Significant Additional Governance Policies
The NCRA Board of Directors engages in an extensive program of new-Director orientation and ongoing Board development (training) to ensure that all members fully understand their legal, ethical and fiduciary obligations as directors and officers, as well as keeping current on any changes in relevant law and emerging best practices in effective governance. This program of continuous improvement ensures that our directors and officers are fully informed and empowered to exercise their authority and responsibilities.
NCRA Board of Directors Code of Ethics
Members of the Board of Directors of the National Court Reporters Association are committed to observing and promoting the highest standards of ethical conduct in the performance of their responsibilities as a Board. In furtherance of this commitment, the Board has developed a Code of Ethics establishing standards in the areas of accountability, professional responsibilities, confidential information, collaboration, and cooperation.
NCRA Antitrust Policy
As required by the NCRA Constitution and Bylaws (Article VIII, Section 5 and Article XII, Section 5), NCRA maintains a written summary description of the obligations of directors, officers and committee chairs under the antitrust laws, and requires annual, written statements from these officials, acknowledging and agreeing to abide by these laws.
NCRA Conflict-of-Interest Policy
All Directors face a legal duty to avoid conflicts of interest and act in the best interests of the organization. In furtherance of this commitment, NCRA requires the Board of Directors, committee members, staff members, and other volunteers to annually review NCRA’s Conflict of Interest policy and sign NCRA’s Duality-of-Interest Disclosure Statement.
Open Meetings Policy
All NCRA Board of Directors meetings are open to any NCRA member. A calendar of future Board meetings is posted on the NCRA website.
An “open microphone” session is included on each Board meeting agenda to allow an opportunity for attending members to make comments to the Board. Every effort is also made to accommodate requests from visiting members to add their comments throughout the meeting, during the Board’s discussions of its official agenda as well.
While nearly all of the Board’s work is conducted in open session, from time to time confidential or legally sensitive information will be considered, and those discussions are conducted in executive session.
A summary of Board meeting actions is prepared immediately and posted to the NCRA Web site within two weeks of each meeting. Minutes of each meeting are the official record of the Board’s actions and are also posted to the Web site, once formally approved (generally at the next meeting of the Board.)
NCRA Whistleblower Policy
The Sarbanes-Oxley Act requires all corporations (including not-for-profit corporations such as NCRA) to establish policies to address employee allegations of corporate wrongdoing and to protect such employees from retaliation.
NCRA has such a policy in place.
NCRA Document Retention and Destruction Policy
The Sarbanes-Oxley Act requires all corporations (including not-for-profit corporations such as NCRA) to maintain a written, mandatory document retention and periodic destruction policy.
NCRA has such a policy in place.
Additional Sarbanes-Oxley Compliance
With the exception of these two requirements, the provisions of the Sarbanes-Oxley Act apply only to publicly traded, for profit corporations and are not binding on not-for-profit corporations such as NCRA. NCRA, however, has voluntarily elected to exceed the requirements of the law and has undertaken a comprehensive program to adopt financial and governance practices that meet Sarbanes-Oxley requirements to the greatest extent possible.

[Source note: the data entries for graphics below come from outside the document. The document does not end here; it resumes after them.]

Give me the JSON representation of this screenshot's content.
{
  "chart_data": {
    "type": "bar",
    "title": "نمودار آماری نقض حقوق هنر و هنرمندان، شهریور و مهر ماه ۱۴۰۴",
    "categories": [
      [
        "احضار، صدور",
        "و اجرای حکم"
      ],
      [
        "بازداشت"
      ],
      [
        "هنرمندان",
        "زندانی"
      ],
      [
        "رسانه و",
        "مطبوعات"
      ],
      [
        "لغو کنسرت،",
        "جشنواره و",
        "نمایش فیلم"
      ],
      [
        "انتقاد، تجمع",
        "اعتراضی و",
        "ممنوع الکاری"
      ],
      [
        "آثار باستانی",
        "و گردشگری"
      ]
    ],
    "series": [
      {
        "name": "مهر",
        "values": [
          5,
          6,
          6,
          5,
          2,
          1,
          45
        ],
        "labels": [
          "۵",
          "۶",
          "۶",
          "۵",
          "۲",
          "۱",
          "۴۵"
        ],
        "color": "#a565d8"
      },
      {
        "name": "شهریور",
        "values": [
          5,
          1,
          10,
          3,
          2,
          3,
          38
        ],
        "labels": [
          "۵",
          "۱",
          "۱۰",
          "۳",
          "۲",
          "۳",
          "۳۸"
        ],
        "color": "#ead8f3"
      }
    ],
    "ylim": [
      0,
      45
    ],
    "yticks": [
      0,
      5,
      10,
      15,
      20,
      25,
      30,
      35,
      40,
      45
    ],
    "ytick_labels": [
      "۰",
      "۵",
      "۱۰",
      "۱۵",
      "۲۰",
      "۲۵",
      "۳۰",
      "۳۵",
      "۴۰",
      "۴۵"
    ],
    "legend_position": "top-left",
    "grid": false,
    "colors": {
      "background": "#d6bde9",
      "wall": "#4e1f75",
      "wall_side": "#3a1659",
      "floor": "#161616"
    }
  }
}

These policies and practices include:
Contemporaneously documenting all meetings of the Board and actions taken.
Providing a copy of the association’s IRS Form 990 tax filing to the Finance Committee and Board of Directors for review prior to filing.
Maintaining a written conflict-of-interest policy.
Requiring officers, directors, and key employees to annually disclose interests that could give rise to conflicts.
Regularly and consistently monitoring and enforcing compliance with the conflict of interest policy.
Including a review and approval by independent persons, comparability data, and contemporaneous substantiation of the deliberation and decision made in determining the compensation of the chief staff executive.
Meeting Sarbanes-Oxley standards for independence of the audit committee.
Requiring that the lead and reviewing partner of the independent auditing firm that conducts the annual audit rotate off of the audit every five years.
Requiring the chief executive and the chief financial officer to certify the appropriateness of financial statements and that they fairly present the financial condition and operations of the association.
Modeling its disclosure of financial information (such as in this section of the Web site) to meet or exceed the disclosure practices that Sarbanes-Oxley requires of publicly traded, for profit corporations.